Distances+ : Tu entames ta 8e saison de trail et ta 6e saison comme « cumularde ». Dès 2018, tu avais participé à neuf ultras référencés par l’ITRA – mais sans doute davantage en réalité — et tu t’épanouis désormais dans cette pratique. Qu’est-ce que tu retiens de ton évolution dans le monde du trail et des ultras XXL au-delà de 100 ou 200 miles ? Et qu’est-ce qui te rend heureuse et te motive à continuer, en augmentant la charge chaque année ?

Claire Bannwarth : Les ultra distances, c’est vraiment une discipline à part qui nécessite une grande connaissance de soi-même et de ses propres limites. Celles-ci sont dures à trouver, mais j’en envie de voir jusqu’où je peux aller. J’ai envie de courir toujours plus loin et toujours plus vite, tout en faisant ce que j’ai envie à l’entrainement, car je ne suis pas pro. J’ai énormément progressé depuis mes débuts et je continue à progresser chaque année, tout en prenant du plaisir à chaque course et dans ma vie de tous les jours, et ça me motive à tenter toujours plus haut, car je sais que j’en ai les capacités.

En janvier, normalement, on demande aux athlètes à quoi leur saison va ressembler et quels sont leurs objectifs, leurs ambitions. Nous sommes le 18 janvier et, toi, tu as déjà une victoire sur ultra de plus de 431 km sur la mythique Spine Race au Royaume-Uni. Tu as terminé de nouveau 5e au général et tu améliores de quasiment une demi-journée (environ 5 h 30) ta performance de l’an dernier. Raconte-nous les grandes lignes de ta course, à chaud puisque tu viens pour ainsi dire de passer la ligne ? Qu’est-ce qu’il t’est arrivé de plus fou durant ce périple où les conditions hivernales semblaient, de loin, moins rugueuses qu’en 2023, même si l’hiver et la neige étaient encore de la partie ?

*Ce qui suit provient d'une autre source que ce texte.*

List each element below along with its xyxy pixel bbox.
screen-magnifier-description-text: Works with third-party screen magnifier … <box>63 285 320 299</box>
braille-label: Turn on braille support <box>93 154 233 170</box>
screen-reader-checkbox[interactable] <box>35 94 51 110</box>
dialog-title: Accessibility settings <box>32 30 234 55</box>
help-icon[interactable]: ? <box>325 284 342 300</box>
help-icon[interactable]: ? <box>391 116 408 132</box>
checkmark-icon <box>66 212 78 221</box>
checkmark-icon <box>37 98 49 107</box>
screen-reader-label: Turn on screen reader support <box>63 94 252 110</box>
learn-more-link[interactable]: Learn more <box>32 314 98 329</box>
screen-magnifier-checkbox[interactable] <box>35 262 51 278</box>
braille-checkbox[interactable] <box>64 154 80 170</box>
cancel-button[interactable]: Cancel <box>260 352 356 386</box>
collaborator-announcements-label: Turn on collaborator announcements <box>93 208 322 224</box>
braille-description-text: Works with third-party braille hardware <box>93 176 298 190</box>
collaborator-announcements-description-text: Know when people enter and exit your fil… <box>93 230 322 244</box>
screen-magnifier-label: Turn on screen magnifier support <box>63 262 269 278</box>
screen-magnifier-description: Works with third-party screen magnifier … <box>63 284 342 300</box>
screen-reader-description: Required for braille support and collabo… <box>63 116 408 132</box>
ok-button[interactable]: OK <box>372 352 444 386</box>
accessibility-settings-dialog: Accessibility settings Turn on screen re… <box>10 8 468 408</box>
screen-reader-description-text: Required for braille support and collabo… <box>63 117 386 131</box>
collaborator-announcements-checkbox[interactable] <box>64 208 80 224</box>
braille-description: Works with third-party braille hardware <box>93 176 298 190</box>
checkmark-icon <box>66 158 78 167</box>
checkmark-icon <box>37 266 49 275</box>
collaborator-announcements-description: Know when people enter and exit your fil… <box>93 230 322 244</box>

À chaud, cela va être dur, vu que cette année les températures étaient glaciales, entre -5 et -10 degrés dans l’ensemble, avec des -20 degrés en ressentis avec le vent sur les sommets. J’ai eu les lacets de mes chaussures gelés en permanence, ce n’est pas pratique pour changer de chaussettes ou si les pieds gonflent ! Pareil pour les flasques, je n’ai pas pu beaucoup boire.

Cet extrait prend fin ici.